(Adds analyst comment, market details)
* TSX up 48.59 points, or 0.32 percent, at 15,029.31
* Eight of the TSX’s 10 main groups higher
TORONTO, May 14 (Reuters) - Canada’s main stock index rose on Thursday as resource stocks, buoyed by a gold rally, helped the market rebound from recent losses.
The most influential movers on the index were Goldcorp Inc , which rose 2.84 percent to C$23.90, and Barrick Gold Corp, which advanced 1.5 percent to C$16.07.
The overall materials sector, home to mining companies, climbed 1.3 percent.
Gold prices touched a three-month high as the U.S. dollar retreated again following the latest batch of mixed U.S. data. Gold futures were up 0.6 percent at $1,225.6.
At 10:43 a.m. EDT (1443 GMT), the Toronto Stock Exchange’s S&P/TSX composite index was up 48.59 points, or 0.32 percent, at 15,029.31.

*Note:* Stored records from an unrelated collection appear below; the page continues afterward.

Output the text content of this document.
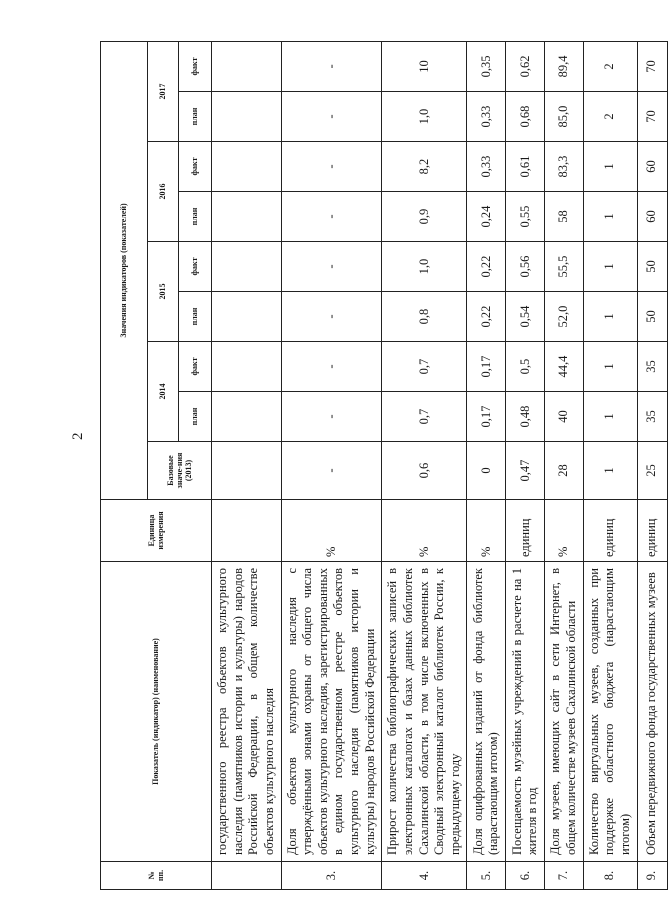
2
№ пп.	Показатель (индикатор) (наименование)	Единица измерения	Значения индикаторов (показателей)								
			Базовые значе-ния (2013)	2014		2015		2016		2017	
				план	факт	план	факт	план	факт	план	факт
	государственного реестра объектов культурного наследия (памятников истории и культуры) народов Российской Федерации, в общем количестве объектов культурного наследия										
3.	Доля объектов культурного наследия с утверждёнными зонами охраны от общего числа объектов культурного наследия, зарегистрированных в едином государственном реестре объектов культурного наследия (памятников истории и культуры) народов Российской Федерации	%	-	-	-	-	-	-	-	-	-
4.	Прирост количества библиографических записей в электронных каталогах и базах данных библиотек Сахалинской области, в том числе включенных в Сводный электронный каталог библиотек России, к предыдущему году	%	0,6	0,7	0,7	0,8	1,0	0,9	8,2	1,0	10
5.	Доля оцифрованных изданий от фонда библиотек (нарастающим итогом)	%	0	0,17	0,17	0,22	0,22	0,24	0,33	0,33	0,35
6.	Посещаемость музейных учреждений в расчете на 1 жителя в год	единиц	0,47	0,48	0,5	0,54	0,56	0,55	0,61	0,68	0,62
7.	Доля музеев, имеющих сайт в сети Интернет, в общем количестве музеев Сахалинской области	%	28	40	44,4	52,0	55,5	58	83,3	85,0	89,4
8.	Количество виртуальных музеев, созданных при поддержке областного бюджета (нарастающим итогом)	единиц	1	1	1	1	1	1	1	2	2
9.	Объем передвижного фонда государственных музеев	единиц	25	35	35	50	50	60	60	70	70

Eight of the index’s 10 main groups were higher. Advancing issues outnumbered declining ones on the TSX by 158 to 82, for a 1.93-to-1 ratio on the upside.
“The market’s starting to react to a better tone in earnings. The other thing is importantly ... a stronger tone from energy,” said Paul Taylor, CIO, Fundamental Equities, BMO Asset Management Inc.
But Taylor cautioned that overall, the TSX was not trading at a level commensurate to the full-year earnings expected from companies.
“We still feel that unless we get a dramatically different trajectory in the price of oil, the Canadian equity market is ahead of itself.”
Energy stocks were flat, with Encana Corp shares up 1.7 percent at C$16.57 and Canadian Natural Resources falling 0.4 percent to C$38.15.
Oil prices, which have rallied sharply in recent weeks, remained within striking distance of 2015 highs, though trading was choppy on Thursday. U.S. crude prices were down 0.8 percent at $60.03, while Brent crude lost 0.2 percent to $66.69.
Bombardier Inc shares rose 1.6 percent to C$2.59 after the company announced plans to cut 1,750 jobs in its business-jet unit.
Canadian Tire Corp advanced 0.7 percent to C$127.38 after the company reported a better-than-expected quarterly profit.